Dosya içesindeki sigorta poliçesinden kazaya neden olan … plakalı aracın ihbar olunan … A.Ş adına trafikte kayıtlı olduğu, dosyada mübrez … tarihli araç kiralama sözleşmesi ile 6 aylık süre ile davalı … Şti’ye kiralandığı ve davalı sigorta şirketine kasko poliçesi ile sigortalı olduğu anlaşılmıştır.
Antalya … Müdürlüğünden gelen müzekkere cevabına göre; Davacıya meydana gelen kaza sebebiyle rücuya tabi iş göremezlik ödeneği ödendiğinin bildirildiği anlaşılmıştır.
Davalı vekilinin … tarihli ihbar dilekçesi sunduğu, davanın … A.Ş, … ve …’a ihbar edilmesini talep ettiği anlaşılmıştır.
Trafik kazası sebebiyle Trafik bilirkişi … kusur ve hasara ilişkin uyuşmazlık noktaları hakkında rapor aldırılmış olup; bilirkişi …’nün … tarihli raporunda sonuç olarak; Kazanın meydana gelmesinde … plakalı otomobil sürücüsü …’ın %100 oranında tamamen kusurlu olduğu, … plakalı otomobil sürücüsü …’ın kusurunun bulunmadığı, meydana gelen trafik kazası sonucu davacıya ait … plakalı otomobilde kaza tarihi itibariyle KDV dahil 70.379,00.-TL hasar onarım bedelinin olduğu, aracın onarımının ekonomik olmaması sebebiyle pert total olarak değerlendirilmesinin uygun olduğu, aracın kaza öncesi 2. El piyasa değerinin (110.000,00TL -53.000,00) 57.000,00TL olduğu, davacıya bu zararın 33.000,00.-TL’nin … plakalı otomobilin … A.Ş tarafından ödendiği, ödenmeye zararının( 57.000,00TL -33.000,00TL ) 24.000,00.-TL olduğu kanaatine varıldığı beyan edilmiştir.

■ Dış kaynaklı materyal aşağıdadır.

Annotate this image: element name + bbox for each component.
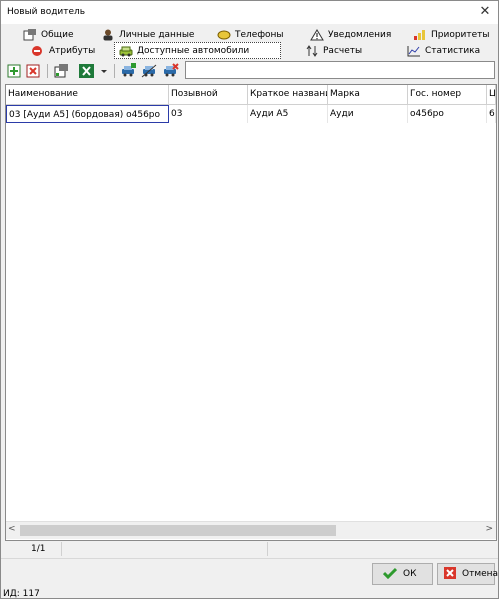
cell-plate[interactable]: о456ро <box>408 105 487 123</box>
tab-phones-label: Телефоны <box>235 29 284 40</box>
column-header-c[interactable]: Ц <box>487 85 496 104</box>
excel-icon[interactable] <box>78 63 95 79</box>
cancel-button-label: Отмена <box>462 569 499 579</box>
grid-header: Наименование Позывной Краткое название М… <box>6 85 496 105</box>
warning-icon <box>310 28 324 41</box>
table-row[interactable]: 03 [Ауди А5] (бордовая) о456ро 03 Ауди А… <box>6 105 496 123</box>
chevron-down-icon[interactable] <box>99 63 109 79</box>
sort-arrows-icon <box>305 44 319 57</box>
tab-priorities[interactable]: Приоритеты <box>409 27 490 42</box>
tab-statistics[interactable]: Статистика <box>403 43 480 58</box>
search-input[interactable] <box>185 61 495 79</box>
column-header-plate[interactable]: Гос. номер <box>408 85 487 104</box>
dialog-window: Новый водитель ✕ Общие Личные данные Тел… <box>0 0 499 599</box>
tab-personal-data-label: Личные данные <box>119 29 195 40</box>
pager-text: 1/1 <box>31 544 46 554</box>
chart-icon <box>407 45 421 57</box>
tab-priorities-label: Приоритеты <box>431 29 490 40</box>
ok-button[interactable]: ОК <box>372 563 433 585</box>
cell-short-name[interactable]: Ауди А5 <box>248 105 328 123</box>
toolbar-separator <box>47 64 48 78</box>
properties-icon[interactable] <box>53 63 70 79</box>
tab-strip: Общие Личные данные Телефоны Уведомления… <box>1 25 498 59</box>
car-remove-icon[interactable] <box>162 63 179 79</box>
cars-grid: Наименование Позывной Краткое название М… <box>5 84 497 541</box>
status-cell-pager: 1/1 <box>31 542 268 556</box>
tab-calculations-label: Расчеты <box>323 45 363 56</box>
cancel-icon <box>444 566 456 582</box>
tab-available-cars-label: Доступные автомобили <box>137 45 250 56</box>
tab-attributes[interactable]: Атрибуты <box>27 43 95 58</box>
column-header-short-name[interactable]: Краткое название <box>248 85 328 104</box>
person-icon <box>101 29 115 41</box>
window-title: Новый водитель <box>7 7 86 17</box>
checkmark-icon <box>382 567 398 582</box>
tab-phones[interactable]: Телефоны <box>213 27 284 42</box>
car-add-icon[interactable] <box>120 63 137 79</box>
tab-calculations[interactable]: Расчеты <box>301 43 362 58</box>
ok-button-label: ОК <box>403 569 417 579</box>
tab-notifications-label: Уведомления <box>328 29 392 40</box>
tab-general-label: Общие <box>41 29 74 40</box>
close-icon[interactable]: ✕ <box>477 4 493 20</box>
toolbar-separator <box>114 64 115 78</box>
tab-personal-data[interactable]: Личные данные <box>97 27 194 42</box>
column-header-brand[interactable]: Марка <box>328 85 408 104</box>
record-id: ИД: 117 <box>3 589 40 599</box>
title-bar: Новый водитель ✕ <box>1 1 498 24</box>
priority-icon <box>413 29 427 41</box>
car-link-icon[interactable] <box>141 63 158 79</box>
delete-icon[interactable] <box>25 63 42 79</box>
cancel-button[interactable]: Отмена <box>437 563 499 585</box>
toolbar <box>3 60 496 82</box>
column-header-name[interactable]: Наименование <box>6 85 169 104</box>
tab-general[interactable]: Общие <box>19 27 74 42</box>
footer: ОК Отмена <box>1 558 498 587</box>
cell-callsign[interactable]: 03 <box>169 105 248 123</box>
status-bar: 1/1 <box>5 542 495 557</box>
scroll-left-icon[interactable]: < <box>8 524 16 534</box>
cell-c[interactable]: 6 <box>487 105 496 123</box>
tab-statistics-label: Статистика <box>425 45 481 56</box>
column-header-callsign[interactable]: Позывной <box>169 85 248 104</box>
add-icon[interactable] <box>6 63 23 79</box>
scrollbar-thumb[interactable] <box>20 525 336 536</box>
cell-brand[interactable]: Ауди <box>328 105 408 123</box>
horizontal-scrollbar[interactable]: < > <box>6 521 496 539</box>
tab-notifications[interactable]: Уведомления <box>306 27 391 42</box>
general-icon <box>23 28 37 41</box>
tab-attributes-label: Атрибуты <box>49 45 96 56</box>
tab-available-cars[interactable]: Доступные автомобили <box>114 42 281 59</box>
cell-name[interactable]: 03 [Ауди А5] (бордовая) о456ро <box>6 105 169 123</box>
phone-icon <box>217 29 231 41</box>
attributes-icon <box>31 45 45 57</box>
scroll-right-icon[interactable]: > <box>485 524 493 534</box>
car-icon <box>119 45 133 57</box>
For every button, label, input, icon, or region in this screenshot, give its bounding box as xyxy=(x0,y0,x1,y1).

Davacı vekili … tarihli davasını belirli hale getirmeye ilişkin tamamlama dilekçesi ile maddi tazminat talebini 24.000,00.-TL olmak üzere arttırmış, tamamlama harcını yatırmış, dilekçe davalılara tebliğ edilmiştir.
Davacı vekilinin ıslah dilekçesi manevi tazminat taleplerine yönelik olup, tamamlama dilekçesi ise maddi tazminatın belirlenmesine ilişkin olduğundan davada ıslahın bir defa yapılabileceğine ilişkin kuralın ihlal edilmediği kanaatine varılmıştır.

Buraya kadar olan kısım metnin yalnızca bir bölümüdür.